Omar Ayala remembers the extremes of the Afghan climate when he was deployed with the 74th Long Range Surveillance Detachment in 2005 and 2006. Life at a remote forward operating base in Helmand Province’s desert was scorching hot and mountain patrols in the winter were biting cold.
Surviving mortar attacks in a remote region with little infrastructure, Ayala and his fellow soldiers came together to protect each other. Everyone was responsible for doing security shifts, securing the compound from any assault.
“It makes you appreciate what you have,”Ayala said.
Ayala, now a detective with the Westminster Police Department’s gang unit, sees his experience with the U.S. Army as hugely helpful in his law enforcement career, and he’s not alone. The ranks of Westminster Police include many officers with prior military experience or who serve in the armed forces reserves.
Beyond the similarities of wearing a uniform and carrying a firearm, the Army taught Ayala the importance of being respectful to everyone you encounter on the job.
“They open up and talk,” Ayala said. “You can do your job better that way.”
Ayala immigrated to the United States from Mexico when he was 7 years old. From a young age, he wanted to be a soldier, partially because he had family members who served in the Mexican military. He enlisted in the U.S. Army at age 17 while attending Bolsa Grande High School.

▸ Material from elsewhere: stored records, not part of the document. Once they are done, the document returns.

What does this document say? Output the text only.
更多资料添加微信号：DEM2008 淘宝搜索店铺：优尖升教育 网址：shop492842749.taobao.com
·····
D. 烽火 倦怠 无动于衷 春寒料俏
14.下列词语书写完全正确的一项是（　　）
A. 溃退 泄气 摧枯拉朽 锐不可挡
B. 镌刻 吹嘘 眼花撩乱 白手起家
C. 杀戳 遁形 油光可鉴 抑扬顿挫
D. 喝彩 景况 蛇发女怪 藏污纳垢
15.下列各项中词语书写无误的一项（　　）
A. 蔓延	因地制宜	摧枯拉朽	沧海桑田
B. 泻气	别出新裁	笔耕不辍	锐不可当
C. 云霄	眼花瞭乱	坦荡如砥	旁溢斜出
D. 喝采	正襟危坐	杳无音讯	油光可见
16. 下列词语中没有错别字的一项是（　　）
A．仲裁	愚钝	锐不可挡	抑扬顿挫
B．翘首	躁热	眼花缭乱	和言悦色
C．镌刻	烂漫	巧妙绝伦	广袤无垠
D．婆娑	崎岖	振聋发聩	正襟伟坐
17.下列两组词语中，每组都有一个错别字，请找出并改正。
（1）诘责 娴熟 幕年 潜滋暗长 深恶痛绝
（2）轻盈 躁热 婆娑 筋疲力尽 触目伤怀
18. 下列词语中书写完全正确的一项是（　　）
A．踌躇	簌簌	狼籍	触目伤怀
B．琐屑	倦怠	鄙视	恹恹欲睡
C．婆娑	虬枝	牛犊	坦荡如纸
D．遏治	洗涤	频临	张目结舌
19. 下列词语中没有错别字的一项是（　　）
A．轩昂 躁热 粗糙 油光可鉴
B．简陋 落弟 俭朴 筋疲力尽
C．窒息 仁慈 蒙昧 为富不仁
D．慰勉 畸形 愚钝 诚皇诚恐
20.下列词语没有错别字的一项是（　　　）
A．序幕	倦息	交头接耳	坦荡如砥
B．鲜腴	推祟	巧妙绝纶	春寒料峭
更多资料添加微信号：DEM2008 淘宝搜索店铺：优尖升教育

“I just felt that joining the Army was the best thing I could do for me and my family,” Ayala said.
While in Afghanistan, Ayala’s unit would use Afghan National Army translators to communicate to the local people that they were there to help and not just to arrest people. Similarly, in his work policing Asian gangs in Westminster, Ayala calls on translators when encountering Vietnamese or Cambodian speakers when doing probation checks or other house calls.

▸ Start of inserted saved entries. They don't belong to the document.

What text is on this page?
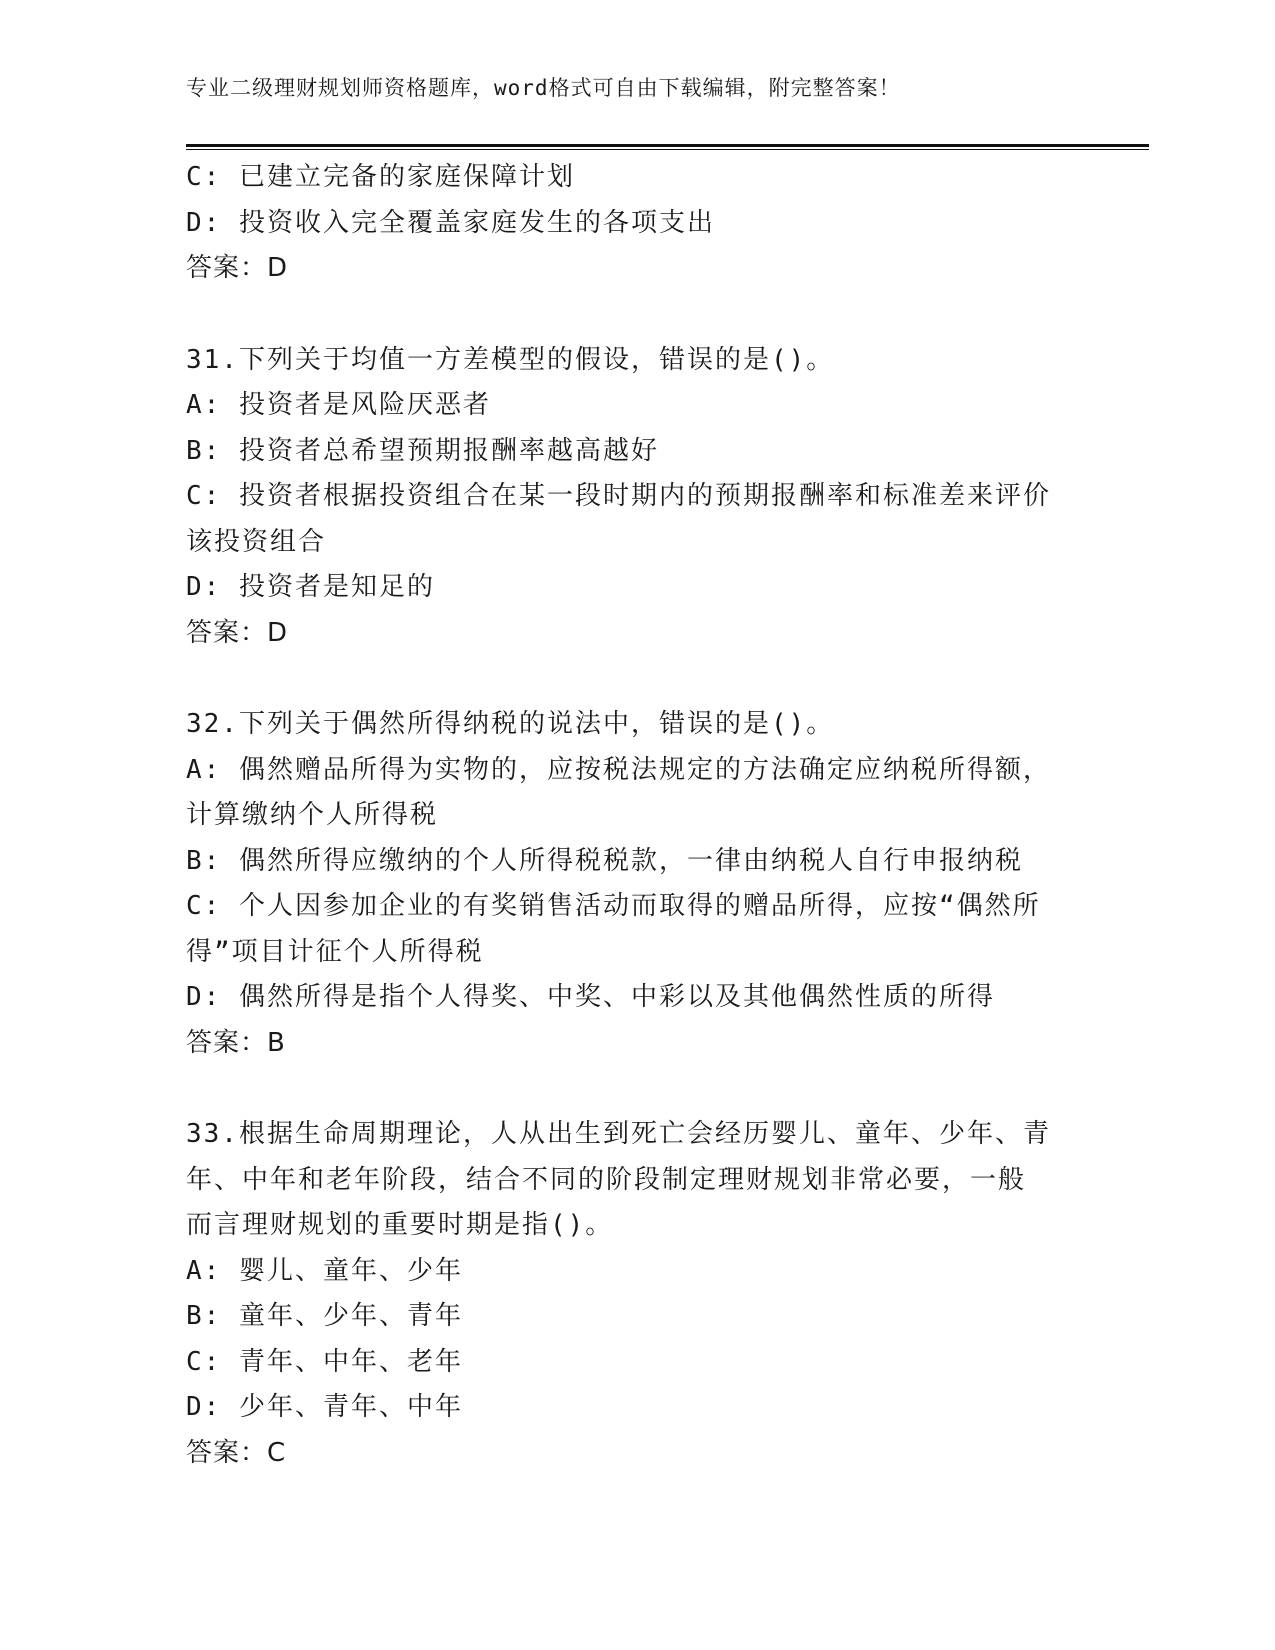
专业二级理财规划师资格题库，word格式可自由下载编辑，附完整答案！
C: 已建立完备的家庭保障计划
D: 投资收入完全覆盖家庭发生的各项支出
答案：D
31.下列关于均值一方差模型的假设，错误的是()。
A: 投资者是风险厌恶者
B: 投资者总希望预期报酬率越高越好
C: 投资者根据投资组合在某一段时期内的预期报酬率和标准差来评价
该投资组合
D: 投资者是知足的
答案：D
32.下列关于偶然所得纳税的说法中，错误的是()。
A: 偶然赠品所得为实物的，应按税法规定的方法确定应纳税所得额，
计算缴纳个人所得税
B: 偶然所得应缴纳的个人所得税税款，一律由纳税人自行申报纳税
C: 个人因参加企业的有奖销售活动而取得的赠品所得，应按“偶然所
得”项目计征个人所得税
D: 偶然所得是指个人得奖、中奖、中彩以及其他偶然性质的所得
答案：B
33.根据生命周期理论，人从出生到死亡会经历婴儿、童年、少年、青
年、中年和老年阶段，结合不同的阶段制定理财规划非常必要，一般
而言理财规划的重要时期是指()。
A: 婴儿、童年、少年
B: 童年、少年、青年
C: 青年、中年、老年
D: 少年、青年、中年
答案：C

Ayala said the Army trained him to keep a cool head in stressful situations. This tactical experience makes other Westminster officers confident that Ayala will do his job well, even under fire.

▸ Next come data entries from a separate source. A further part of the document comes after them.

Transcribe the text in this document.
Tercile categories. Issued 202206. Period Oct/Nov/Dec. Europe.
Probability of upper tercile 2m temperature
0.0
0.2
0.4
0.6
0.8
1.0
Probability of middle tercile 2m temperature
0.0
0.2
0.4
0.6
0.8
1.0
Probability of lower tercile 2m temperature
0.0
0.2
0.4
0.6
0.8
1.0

“There are not a lot of things that make me nervous,” he said. “[The Army] made me a better partner. I can’t expect anyone to help us when we’re in danger.”
After Ayala completed his active military service, his family wanted him to find a job that would allow him to be closer to home. He was fortunate to land a job with Westminster Police as a patrol officer in 2008 after graduating from the police academy.
Ayala said he probably would have re-enlisted if he had been unable to become a police officer. Being part of the command structure of a police department and the honorable mission of law enforcement were both appealing to him.
However, it’s not just about having a rank.
“It’s more about being able to move up and help make that organization better,” Ayala said.
Westminster Police Cpl. Jeremy Fletcher has a very different military background.
He knew from a young age he wanted to work in public service, possibly because his mother was a nurse. He heard the military would be a good way into a career as a firefighter or police officer, so in 1993, Fletcher enlisted in the Marine Corps on his 18th birthday.
“I knew I did not want to go to college because I barely made it out of high school,” Fletcher said.
Fletcher was stationed with the 3rd Battalion, 7th Marine Regiment in Twenty Nine Palms, where he trained as an anti-tank assault specialist. Knowing he didn’t want to stay in the infantry for 20 years, Fletcher joined the firefighter/emergency medical technician program.
“It definitely matured me real quick,” he said. “My mom told me, ‘I helped raise you but the Marine Corps made you a man.’”
The lessons of how one fits into a rank structure and how to be in a certain place at a certain time every day were very transferable to being a cop, Fletcher said.
Fletcher left the Marine Corps after getting a job as an officer with the Westminster Police Department.
Following the Sept. 11, 2001, terrorist attacks, Fletcher felt a duty to re-enlist because he still was physically capable. In 2004, he decided to re-enlist in the Navy Reserves briefly before switching to the Marine Reserves. He deployed to Kuwait and Iraq, where he worked on a patrol boat guarding Navy ships as they loaded and unloaded supplies for the troops. As an older, married Marine, he was happy to not see combat during his year-long tour.
Fletcher acknowledges the uneasiness some people have about veterans with Post-Traumatic Stress Disorder and traumatic brain injuries joining the police force. However, he points out that all recruits go through thorough psychological screening before they’re hired.
Veterans who saw combat are familiar with the psychological toll that comes with taking a life and may think twice about using their weapon, Fletcher said.
“That weighs upon them and they give more thought to it,” he said.